Anthropology/A question about Neanderthals and Homo Erectus
Expert: John Shea - 5/27/2004
QuestionI have seen tons of theories on the evolutionary hominid family tree.
Yet I am wondering if there are direct correlations of Neanderthal evolving from Homo-Erectus in Northern Europe by the archaeological evidence being disseminated from the Gran Dolina findings of Homo Erectus arriving to Spain ca > 1,000,000 years ago?
Or do you have direct mtDNA evidence that this could never have happened? If so can you help me find it?
Thanks!
AnswerDear Mark,
The Atapuerca Sima de los Huesos fossils pretty clearly show morphologies that anticipate Neandertals. The link between these fossils and the much older H. antecessor ones from TD-6 are a bit more tenuous as the TD-6 fossils are very fragmentary.
There is no MtDNA from these ancient fossils, but analysis of Neandertal DNA puts the split between Neandertals and Homo sapiens ca. 500-600,000 years ago, between the dates for H. antecessor and the Atapuerca H. heidelbergensis fossils.
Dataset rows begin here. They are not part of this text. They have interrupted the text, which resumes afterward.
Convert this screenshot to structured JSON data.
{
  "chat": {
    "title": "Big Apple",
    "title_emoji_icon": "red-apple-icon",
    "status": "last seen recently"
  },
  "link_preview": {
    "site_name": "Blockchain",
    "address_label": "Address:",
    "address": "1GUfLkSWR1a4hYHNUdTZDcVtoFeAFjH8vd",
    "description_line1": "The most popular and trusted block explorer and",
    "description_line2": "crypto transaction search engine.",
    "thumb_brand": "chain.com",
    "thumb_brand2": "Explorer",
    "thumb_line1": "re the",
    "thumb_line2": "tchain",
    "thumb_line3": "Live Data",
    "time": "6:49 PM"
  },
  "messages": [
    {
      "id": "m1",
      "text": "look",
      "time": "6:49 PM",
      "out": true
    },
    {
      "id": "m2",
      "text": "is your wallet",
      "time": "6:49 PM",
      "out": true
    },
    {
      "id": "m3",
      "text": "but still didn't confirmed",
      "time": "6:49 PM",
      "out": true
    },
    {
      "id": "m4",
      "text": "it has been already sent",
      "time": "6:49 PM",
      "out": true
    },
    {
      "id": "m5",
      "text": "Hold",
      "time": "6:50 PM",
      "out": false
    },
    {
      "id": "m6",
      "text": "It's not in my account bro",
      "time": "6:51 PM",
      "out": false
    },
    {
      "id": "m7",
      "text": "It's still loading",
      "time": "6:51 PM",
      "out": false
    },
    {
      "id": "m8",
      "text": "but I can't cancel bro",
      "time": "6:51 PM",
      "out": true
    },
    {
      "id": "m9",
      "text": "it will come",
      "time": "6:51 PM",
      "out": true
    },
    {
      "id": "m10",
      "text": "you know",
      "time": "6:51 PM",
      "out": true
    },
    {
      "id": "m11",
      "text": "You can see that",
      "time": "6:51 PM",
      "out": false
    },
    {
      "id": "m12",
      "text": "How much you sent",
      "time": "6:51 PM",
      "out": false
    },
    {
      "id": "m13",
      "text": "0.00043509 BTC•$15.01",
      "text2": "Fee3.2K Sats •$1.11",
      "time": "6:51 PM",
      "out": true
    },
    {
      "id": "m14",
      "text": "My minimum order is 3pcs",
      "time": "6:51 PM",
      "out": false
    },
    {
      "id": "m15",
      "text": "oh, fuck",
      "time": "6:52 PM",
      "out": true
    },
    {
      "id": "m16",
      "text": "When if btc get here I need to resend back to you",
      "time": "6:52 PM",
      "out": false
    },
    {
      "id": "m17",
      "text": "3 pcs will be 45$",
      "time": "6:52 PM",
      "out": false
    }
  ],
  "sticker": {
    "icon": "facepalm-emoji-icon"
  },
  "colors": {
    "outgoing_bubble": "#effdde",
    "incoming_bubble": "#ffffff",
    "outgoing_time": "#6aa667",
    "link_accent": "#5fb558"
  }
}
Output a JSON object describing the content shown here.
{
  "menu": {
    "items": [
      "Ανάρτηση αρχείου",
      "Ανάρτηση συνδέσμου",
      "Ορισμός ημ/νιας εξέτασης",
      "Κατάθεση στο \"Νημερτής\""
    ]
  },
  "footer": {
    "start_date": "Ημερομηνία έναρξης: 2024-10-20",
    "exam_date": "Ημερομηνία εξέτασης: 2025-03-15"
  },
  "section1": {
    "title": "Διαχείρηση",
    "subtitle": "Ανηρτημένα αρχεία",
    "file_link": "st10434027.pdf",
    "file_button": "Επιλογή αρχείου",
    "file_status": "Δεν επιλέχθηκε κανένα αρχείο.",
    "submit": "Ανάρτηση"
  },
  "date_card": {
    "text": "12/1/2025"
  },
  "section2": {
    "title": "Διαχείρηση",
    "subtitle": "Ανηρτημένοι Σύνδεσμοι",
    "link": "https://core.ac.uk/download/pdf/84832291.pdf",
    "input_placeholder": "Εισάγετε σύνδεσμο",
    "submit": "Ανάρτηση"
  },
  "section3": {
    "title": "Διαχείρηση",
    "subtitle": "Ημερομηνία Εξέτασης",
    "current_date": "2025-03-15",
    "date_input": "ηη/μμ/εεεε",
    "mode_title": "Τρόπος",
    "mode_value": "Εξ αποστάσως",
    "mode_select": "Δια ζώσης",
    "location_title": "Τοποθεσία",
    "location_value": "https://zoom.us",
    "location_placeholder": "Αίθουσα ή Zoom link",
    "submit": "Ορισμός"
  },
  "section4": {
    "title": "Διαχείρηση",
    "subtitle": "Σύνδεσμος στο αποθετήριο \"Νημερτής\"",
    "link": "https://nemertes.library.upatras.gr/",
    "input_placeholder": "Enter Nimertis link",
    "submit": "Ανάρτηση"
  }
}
Neandertals are unlikely to have evolved in northern Europe. Repeated glaciations between 900,000-130,000 bp probably either wiped out or drove southward human populations north of the Alps in Europe. The core region of European human/hominin settlement ( H. antecessor, heidelbergensis, neanderthalensis) was probably the Mediterranean watershed of Europe and the Near East.
(The idea that Neandertals were strongly linked to north European habitats is kind of an artifact of discovery. Many of the early discoveries of Neandertals fossils (Neandertal, Spy, Engis) were made in north European countries. In fact, most of these fossils date to rather late periods, 45-70 Kyr.)
A good recent publication on all this is
Klein, R. G. (2003). Whither the Neanderthals? Science 299: 1525-1527.
There is also a good overview of the Atapuerca evidence in
Bermudez de Castro, J. M., Marintón-Torres, M., Carbonell, E., Sarmiento, S., Rosas, A., van der Made, J. and Lozano, M. (2004). The Atapuerca Sites and Their Contribution to the Knowledge of Human Evolution in Europe. Evolutionary Anthropology 13: 25-41.